The original recipe didn’t include mushrooms, but that never stopped me from adding those little fungi into a dish. At Christmas time, a very dear friend gave me a shiitake mushroom log from which I grew my own shiitakes. They were ready just in time for this pasta dish.
Ingredients
Ø 1lb whole wheat pasta (I used Elbows because they’re FUN and the dish was cheesy like Mac and cheese because it IS 4 cheese pasta…)
Ø 1 ½ cups Fat Free cottage cheese
Ø 15 oz part skim ricotta cheese
Ø 8 oz shredded mozzarella cheese – divide in half
Ø 3 TBS parsley, chopped
Ø 1 tsp Italian seasoning
Ø 1 TBS olive oil
Ø ½ large onion, chopped
Ø 4 tsp minced garlic
Ø 15 oz crushed tomatoes
Ø 8 oz tomato sauce
Ø 1 tsp dried oregano
Ø 1 sprig fresh rosemary, fronds only chopped
Ø 1 large basil leaf, torn
Ø ½ tsp red pepper flakes
Ø ¾ tsp salt
Ø ½ tsp black pepper
Ø 8 oz shiitake mushrooms, chopped
Ø ½ cup Parmesan Romano cheese
Preheat the oven to 400 F. Spray a glass baking dish, 9 x 13 size, with non-stick spray.
In a bowl, mix the cottage cheese, ricotta, ½ of the mozzarella, parsley, Italian seasoning. Set aside.
Cook the pasta al dente – about 2 min. less than what it says on the pkg. Drain.
Heat the oil over med. heat in the pot that you just cooked the pasta in (saves on having to wash more pans) and then add the onion. Cook about 5 minutes. Add the garlic and cook 30 seconds. Add the tomatoes, sauce, oregano, rosemary, basil, pepper flakes, salt and pepper. Cook at a simmer for 10 more minutes. Turn off heat and add the cottage cheese mixture plus the mushroom pieces.
Turn into the prepared baking dish. Top with the rest of the mozzarella and the Parmesan cheese. Bake for 30 minutes.
Enjoy the crispy noodles and cheese on top first. Then dig in to some AWESOME creamy, cheesy, tomato sauce coated noodles and ‘shrooms.

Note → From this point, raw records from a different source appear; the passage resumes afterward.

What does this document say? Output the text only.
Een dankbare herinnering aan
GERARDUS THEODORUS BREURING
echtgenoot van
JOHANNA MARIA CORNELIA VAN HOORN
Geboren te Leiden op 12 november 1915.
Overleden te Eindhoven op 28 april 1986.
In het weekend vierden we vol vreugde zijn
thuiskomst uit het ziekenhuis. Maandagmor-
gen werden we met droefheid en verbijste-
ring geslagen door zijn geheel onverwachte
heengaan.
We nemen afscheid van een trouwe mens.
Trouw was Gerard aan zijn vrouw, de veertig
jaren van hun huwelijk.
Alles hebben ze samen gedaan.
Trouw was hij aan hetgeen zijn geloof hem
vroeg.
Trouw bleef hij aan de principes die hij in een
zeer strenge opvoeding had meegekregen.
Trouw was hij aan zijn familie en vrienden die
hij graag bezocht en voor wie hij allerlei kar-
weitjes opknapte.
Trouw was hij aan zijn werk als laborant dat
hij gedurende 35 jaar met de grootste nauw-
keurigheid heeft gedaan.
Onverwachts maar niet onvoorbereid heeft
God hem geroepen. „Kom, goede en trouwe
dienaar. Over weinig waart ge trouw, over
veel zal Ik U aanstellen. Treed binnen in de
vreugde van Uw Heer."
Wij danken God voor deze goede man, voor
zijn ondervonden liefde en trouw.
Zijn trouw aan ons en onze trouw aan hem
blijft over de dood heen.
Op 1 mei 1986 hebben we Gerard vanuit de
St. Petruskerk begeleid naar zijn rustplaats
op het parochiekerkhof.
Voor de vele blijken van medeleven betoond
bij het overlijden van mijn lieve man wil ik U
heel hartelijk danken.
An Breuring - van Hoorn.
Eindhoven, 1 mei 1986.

A really good pasta dish. Lots of flavor but WAY too big for the two of us. I should have cut the ingredients in half. Here’s an idea: Make the entire dish and you’ve got one delicious party pasta plate to put out for the Super Bowl!
Mushrooms sound like a great addition. This was a nice filling dish.
I just looooove pastas 🙂 and will definitely try this recipe, but tell me- if I use another kind of mushrooms,cause shiitake I don’t like, would the taste be much worse?
This looks almost like baked ziti to me! And you definitely can’t go wrong there. Love that you amped up the nutritional value by adding mushrooms!
CEimB Four Cheese Baked Pasta with Shiitake Mushrooms…
Here at World Spinner we are debating the same thing……
So glad you liked the pasta dish! I agree–WAY too much for the two of us. We’ll see if I still like it after eating leftovers for a week…
Oh, I love that mushroom log…I have always wanted to do one of those. Your pasta looks wonderful…and I agree, way too much even with my pasta eating swimmer here…I would say half of this would feed four nicely. I thought I was the only one who loved those crispy noodles on top and around the edges…fun to hear that you like them too. Gorgeous photo of you top right.
Oh my goodness! Just looking at these pictures made my mouth water. This may end up being too much for me and my husband too (quantity-wise). So, i am going to take your suggestion and make two dishes and serve one on super bowl! It will surely be a hit with friends and family 😀
Baked pasta. Sigh. Such cheesy goodness. And you went and made it kinda sorta healthy which means I’m going to have to try this. Looks super yum.
Wow, that mushroom log is the coolest! I love that idea; what a great gift for a food-lover! Your pasta looks just perfect; I agree that it made a ton!